Он подошел к дивану и, скрестив руки, смотрел на меня.

— Только бы она не заболела, — шептал он про себя, — тут бы и я ничего не мог поделать. Мне не хочется звать врача, и все-таки это неизбежно, я дрожу при мысли, что смерть может похитить у меня мою маленькую сладкую певунью-птичку.

Он подошел к стене и дернул шелковый шнурок звонка. Вошел служащий и спросил о желании господина.

— Приведите мне врача, — велел Галлони, — моя супруга нездорова, я хочу посоветоваться с врачом.

— А какого врача прикажете позвать? — спросил служащий отеля.

— Это мне безразлично, позовите первого попавшегося. Все эти шарлатаны ничего не понимают. Только поскорей, мне нельзя терять времени.

С этими словами он с волнением взглянул на часы.

— Уже три часа, — пробормотал он, — а в пять я назначил Баркеру с его свидетелями явиться в пустынное место императорского Пратера — там мы скрестим сабли.

Служащий отеля удалился с уверением, что он по возможности скоро приведет врача.

Теперь я считала правильным дать понять Галлони, что сознание снова вернулось ко мне. Я приподнялась с некоторым усилием, так как я действительно чувствовала себя больной и смертельно слабой. Галлони осыпал меня нежностями, помог мне принять на диване более удобное положение, подсунул мне под голову шелковую подушку и спросил меня, не хочу ли я чего-либо освежающего. Он сообщил мне также, что он послал уже за врачом, который будет лечить меня. Я попросила его глоток вина, и он исполнил мою просьбу. Сам Галлони был бледен как смерть, и никогда еще в моей жизни я не видела более искаженного и измученного лица.

Послышался стук в дверь.

— Это доктор, — шепнул мне Галлони и быстро прибавил: — Отвечай ему только самое необходимое, скажи ему о головных болях и о слабости твоей, он тебе пропишет микстуру, и ты снова поправишься. Но не рассказывай ему, что я часто излечивал тебя от головной боли прикосновением моей руки.

Затем он открыл двери. На пороге появился красивый молодой человек в черном костюме. Его нельзя было назвать красавцем, но лицо его выражало редкую одухотворенность, его стройная фигура была безукоризненна, его большие выразительные глаза обладали зорким и вместе с тем приветливым взглядом.

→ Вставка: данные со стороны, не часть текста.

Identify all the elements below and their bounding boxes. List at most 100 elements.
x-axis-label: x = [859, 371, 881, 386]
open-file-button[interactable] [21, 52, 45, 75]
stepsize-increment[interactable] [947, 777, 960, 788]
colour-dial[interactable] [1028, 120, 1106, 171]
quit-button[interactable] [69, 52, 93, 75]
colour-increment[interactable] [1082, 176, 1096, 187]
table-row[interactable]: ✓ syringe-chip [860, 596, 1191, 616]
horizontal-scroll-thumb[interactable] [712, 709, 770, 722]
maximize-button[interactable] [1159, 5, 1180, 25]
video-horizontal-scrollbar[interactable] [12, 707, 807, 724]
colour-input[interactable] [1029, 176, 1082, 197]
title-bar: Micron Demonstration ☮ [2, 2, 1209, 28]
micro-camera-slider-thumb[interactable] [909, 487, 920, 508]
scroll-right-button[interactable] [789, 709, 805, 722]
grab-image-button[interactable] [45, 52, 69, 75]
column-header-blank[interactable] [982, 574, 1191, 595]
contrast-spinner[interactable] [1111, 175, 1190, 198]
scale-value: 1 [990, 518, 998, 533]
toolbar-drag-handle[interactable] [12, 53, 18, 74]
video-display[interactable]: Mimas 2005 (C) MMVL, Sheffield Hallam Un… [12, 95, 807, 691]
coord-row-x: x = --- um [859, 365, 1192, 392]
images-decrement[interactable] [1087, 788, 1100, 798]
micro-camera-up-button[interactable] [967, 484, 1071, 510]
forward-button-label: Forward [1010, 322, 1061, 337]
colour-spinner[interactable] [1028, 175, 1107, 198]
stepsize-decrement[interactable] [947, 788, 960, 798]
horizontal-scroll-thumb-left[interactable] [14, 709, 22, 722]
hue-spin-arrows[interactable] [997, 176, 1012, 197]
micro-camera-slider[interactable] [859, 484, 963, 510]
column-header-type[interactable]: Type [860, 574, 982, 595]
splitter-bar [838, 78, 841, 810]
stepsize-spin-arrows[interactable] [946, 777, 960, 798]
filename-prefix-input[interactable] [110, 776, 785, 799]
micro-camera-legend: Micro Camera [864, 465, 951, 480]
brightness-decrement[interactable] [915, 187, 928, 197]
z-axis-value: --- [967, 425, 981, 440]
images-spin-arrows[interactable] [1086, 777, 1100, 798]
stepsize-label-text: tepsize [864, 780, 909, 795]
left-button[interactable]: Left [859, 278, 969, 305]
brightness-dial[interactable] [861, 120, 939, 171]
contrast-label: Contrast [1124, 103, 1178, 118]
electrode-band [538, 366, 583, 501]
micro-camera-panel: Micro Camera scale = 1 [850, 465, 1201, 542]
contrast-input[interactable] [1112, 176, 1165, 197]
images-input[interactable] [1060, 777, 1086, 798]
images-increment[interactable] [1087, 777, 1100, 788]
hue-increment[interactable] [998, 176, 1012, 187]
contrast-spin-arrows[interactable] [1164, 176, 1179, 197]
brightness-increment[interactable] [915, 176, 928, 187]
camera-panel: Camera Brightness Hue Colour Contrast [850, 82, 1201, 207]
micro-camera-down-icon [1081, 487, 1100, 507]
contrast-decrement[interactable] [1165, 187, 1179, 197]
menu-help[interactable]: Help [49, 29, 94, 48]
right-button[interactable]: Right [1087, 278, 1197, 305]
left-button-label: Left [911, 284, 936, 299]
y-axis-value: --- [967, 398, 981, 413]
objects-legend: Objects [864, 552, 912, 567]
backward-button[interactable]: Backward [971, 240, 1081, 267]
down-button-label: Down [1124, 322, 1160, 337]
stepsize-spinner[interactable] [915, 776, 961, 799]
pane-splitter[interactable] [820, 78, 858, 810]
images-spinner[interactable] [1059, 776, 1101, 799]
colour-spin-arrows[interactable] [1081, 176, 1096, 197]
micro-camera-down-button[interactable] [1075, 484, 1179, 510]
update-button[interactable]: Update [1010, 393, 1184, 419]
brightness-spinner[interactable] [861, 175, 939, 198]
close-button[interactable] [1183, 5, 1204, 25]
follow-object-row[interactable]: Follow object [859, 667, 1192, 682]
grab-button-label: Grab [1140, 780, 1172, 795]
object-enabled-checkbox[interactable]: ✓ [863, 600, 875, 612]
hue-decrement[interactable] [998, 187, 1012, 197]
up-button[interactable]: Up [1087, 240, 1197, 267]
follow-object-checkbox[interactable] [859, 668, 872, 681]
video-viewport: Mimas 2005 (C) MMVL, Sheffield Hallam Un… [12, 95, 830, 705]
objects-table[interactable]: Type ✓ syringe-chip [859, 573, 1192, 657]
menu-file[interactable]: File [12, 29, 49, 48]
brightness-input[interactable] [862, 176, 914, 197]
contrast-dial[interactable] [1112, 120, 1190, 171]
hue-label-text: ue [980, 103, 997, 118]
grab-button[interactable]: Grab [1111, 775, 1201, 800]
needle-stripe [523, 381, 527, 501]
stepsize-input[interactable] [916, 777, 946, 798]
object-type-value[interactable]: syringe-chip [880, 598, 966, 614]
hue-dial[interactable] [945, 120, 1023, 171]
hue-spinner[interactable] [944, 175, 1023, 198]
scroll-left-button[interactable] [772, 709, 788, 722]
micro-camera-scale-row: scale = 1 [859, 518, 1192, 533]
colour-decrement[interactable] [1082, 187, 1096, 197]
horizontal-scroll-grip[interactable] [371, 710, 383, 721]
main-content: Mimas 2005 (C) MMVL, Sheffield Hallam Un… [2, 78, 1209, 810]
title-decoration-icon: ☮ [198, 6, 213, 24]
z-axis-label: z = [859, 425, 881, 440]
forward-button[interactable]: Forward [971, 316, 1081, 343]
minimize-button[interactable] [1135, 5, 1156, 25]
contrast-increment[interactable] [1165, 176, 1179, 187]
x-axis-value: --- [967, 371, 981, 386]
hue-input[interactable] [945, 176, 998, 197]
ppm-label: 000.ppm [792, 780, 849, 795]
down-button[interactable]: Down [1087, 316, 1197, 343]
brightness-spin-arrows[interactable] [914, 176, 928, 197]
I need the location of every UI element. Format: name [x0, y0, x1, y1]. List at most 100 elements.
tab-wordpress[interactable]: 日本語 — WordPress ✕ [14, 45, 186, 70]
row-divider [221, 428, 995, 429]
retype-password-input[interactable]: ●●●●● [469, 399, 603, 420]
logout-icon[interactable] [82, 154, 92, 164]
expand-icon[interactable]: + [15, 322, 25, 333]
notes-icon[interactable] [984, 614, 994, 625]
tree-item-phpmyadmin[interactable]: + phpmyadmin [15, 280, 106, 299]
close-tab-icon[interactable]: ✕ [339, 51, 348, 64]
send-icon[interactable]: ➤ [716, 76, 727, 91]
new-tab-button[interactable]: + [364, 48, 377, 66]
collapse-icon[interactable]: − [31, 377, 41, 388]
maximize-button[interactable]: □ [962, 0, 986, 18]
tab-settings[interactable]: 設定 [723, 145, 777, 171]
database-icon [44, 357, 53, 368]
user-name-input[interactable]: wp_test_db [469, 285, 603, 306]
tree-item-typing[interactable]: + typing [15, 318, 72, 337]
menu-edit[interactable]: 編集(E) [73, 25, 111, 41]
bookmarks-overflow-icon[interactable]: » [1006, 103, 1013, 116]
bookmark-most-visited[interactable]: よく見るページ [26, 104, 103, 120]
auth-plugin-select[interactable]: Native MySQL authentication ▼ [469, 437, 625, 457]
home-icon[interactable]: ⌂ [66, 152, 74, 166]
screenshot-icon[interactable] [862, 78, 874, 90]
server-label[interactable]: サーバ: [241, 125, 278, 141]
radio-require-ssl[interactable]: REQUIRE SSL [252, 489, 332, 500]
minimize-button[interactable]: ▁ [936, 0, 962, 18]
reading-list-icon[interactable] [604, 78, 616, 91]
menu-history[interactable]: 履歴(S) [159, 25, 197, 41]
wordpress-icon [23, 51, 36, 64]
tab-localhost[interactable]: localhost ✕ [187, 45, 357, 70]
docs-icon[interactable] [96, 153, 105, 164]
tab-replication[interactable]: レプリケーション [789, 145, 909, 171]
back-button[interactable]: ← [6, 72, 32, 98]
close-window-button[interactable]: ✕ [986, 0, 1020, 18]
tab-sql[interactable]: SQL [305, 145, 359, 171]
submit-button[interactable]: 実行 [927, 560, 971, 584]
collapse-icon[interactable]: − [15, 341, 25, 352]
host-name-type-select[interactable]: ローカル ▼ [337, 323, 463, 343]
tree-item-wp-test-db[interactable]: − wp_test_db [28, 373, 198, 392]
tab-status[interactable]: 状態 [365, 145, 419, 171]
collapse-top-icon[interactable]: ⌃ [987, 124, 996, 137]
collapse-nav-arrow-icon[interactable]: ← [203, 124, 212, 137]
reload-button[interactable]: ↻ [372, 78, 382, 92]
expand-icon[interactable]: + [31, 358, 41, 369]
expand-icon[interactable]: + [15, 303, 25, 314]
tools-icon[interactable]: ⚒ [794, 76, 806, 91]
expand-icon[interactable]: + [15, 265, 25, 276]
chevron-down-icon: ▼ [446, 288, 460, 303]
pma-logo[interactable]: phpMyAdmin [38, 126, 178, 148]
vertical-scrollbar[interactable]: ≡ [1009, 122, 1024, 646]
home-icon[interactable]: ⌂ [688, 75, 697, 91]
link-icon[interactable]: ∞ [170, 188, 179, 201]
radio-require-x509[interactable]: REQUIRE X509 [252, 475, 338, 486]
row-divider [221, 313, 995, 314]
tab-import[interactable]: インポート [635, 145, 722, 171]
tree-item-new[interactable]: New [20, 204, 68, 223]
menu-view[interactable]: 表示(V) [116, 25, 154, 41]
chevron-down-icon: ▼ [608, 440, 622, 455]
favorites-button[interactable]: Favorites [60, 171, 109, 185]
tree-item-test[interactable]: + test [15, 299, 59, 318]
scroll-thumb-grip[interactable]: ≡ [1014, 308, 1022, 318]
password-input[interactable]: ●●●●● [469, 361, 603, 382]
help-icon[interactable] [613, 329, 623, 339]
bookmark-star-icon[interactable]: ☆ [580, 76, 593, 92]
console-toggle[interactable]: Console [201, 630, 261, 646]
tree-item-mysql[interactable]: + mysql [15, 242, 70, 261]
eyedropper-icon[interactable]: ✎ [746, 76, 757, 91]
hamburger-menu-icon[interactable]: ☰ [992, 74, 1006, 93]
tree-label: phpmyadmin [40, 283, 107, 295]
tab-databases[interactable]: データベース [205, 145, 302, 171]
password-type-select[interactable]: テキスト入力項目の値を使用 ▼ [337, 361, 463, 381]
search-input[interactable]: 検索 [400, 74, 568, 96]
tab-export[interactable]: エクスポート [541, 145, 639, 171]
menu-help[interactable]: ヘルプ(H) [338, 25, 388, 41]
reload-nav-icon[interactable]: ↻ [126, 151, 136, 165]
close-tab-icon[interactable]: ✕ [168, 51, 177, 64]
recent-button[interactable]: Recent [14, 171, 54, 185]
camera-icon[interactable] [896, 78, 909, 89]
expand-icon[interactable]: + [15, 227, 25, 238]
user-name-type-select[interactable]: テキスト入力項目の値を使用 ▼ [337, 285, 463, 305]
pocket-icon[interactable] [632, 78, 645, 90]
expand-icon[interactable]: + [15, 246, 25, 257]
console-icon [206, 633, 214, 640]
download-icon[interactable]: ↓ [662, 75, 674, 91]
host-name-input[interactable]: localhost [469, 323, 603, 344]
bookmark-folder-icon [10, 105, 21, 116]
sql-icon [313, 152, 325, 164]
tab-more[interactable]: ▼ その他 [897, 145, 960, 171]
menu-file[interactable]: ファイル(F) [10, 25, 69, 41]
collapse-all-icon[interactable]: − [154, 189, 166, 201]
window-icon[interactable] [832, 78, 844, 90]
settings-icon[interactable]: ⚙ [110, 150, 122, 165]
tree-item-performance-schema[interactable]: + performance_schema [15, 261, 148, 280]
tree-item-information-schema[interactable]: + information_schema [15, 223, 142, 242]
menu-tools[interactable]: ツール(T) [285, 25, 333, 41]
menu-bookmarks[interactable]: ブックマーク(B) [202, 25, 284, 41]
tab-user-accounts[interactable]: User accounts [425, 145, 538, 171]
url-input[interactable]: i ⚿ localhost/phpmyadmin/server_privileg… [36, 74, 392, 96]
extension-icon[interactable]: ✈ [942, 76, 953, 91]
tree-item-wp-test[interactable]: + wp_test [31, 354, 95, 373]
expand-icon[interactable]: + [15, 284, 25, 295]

— Вы врач, сударь? — спросил его Галлони.

— Готовый к услугам, — ответил молодой человек.

— Будьте так любезны, выслушайте мою жену, — продолжал Галлони, подводя незнакомца к дивану, на котором я лежала, — вы, должно быть, знаете, кто мы такие?

— Совершенно верно, сударь, — сказал молодой человек, — я имею честь разговаривать с маэстро Цезаре Галлони, а дама, лежащая на диване, — известная всему миру певица Аделина Галлони.

— Ах, быть может, вы посетили вчера наш концерт? — пытливо спросил Галлони.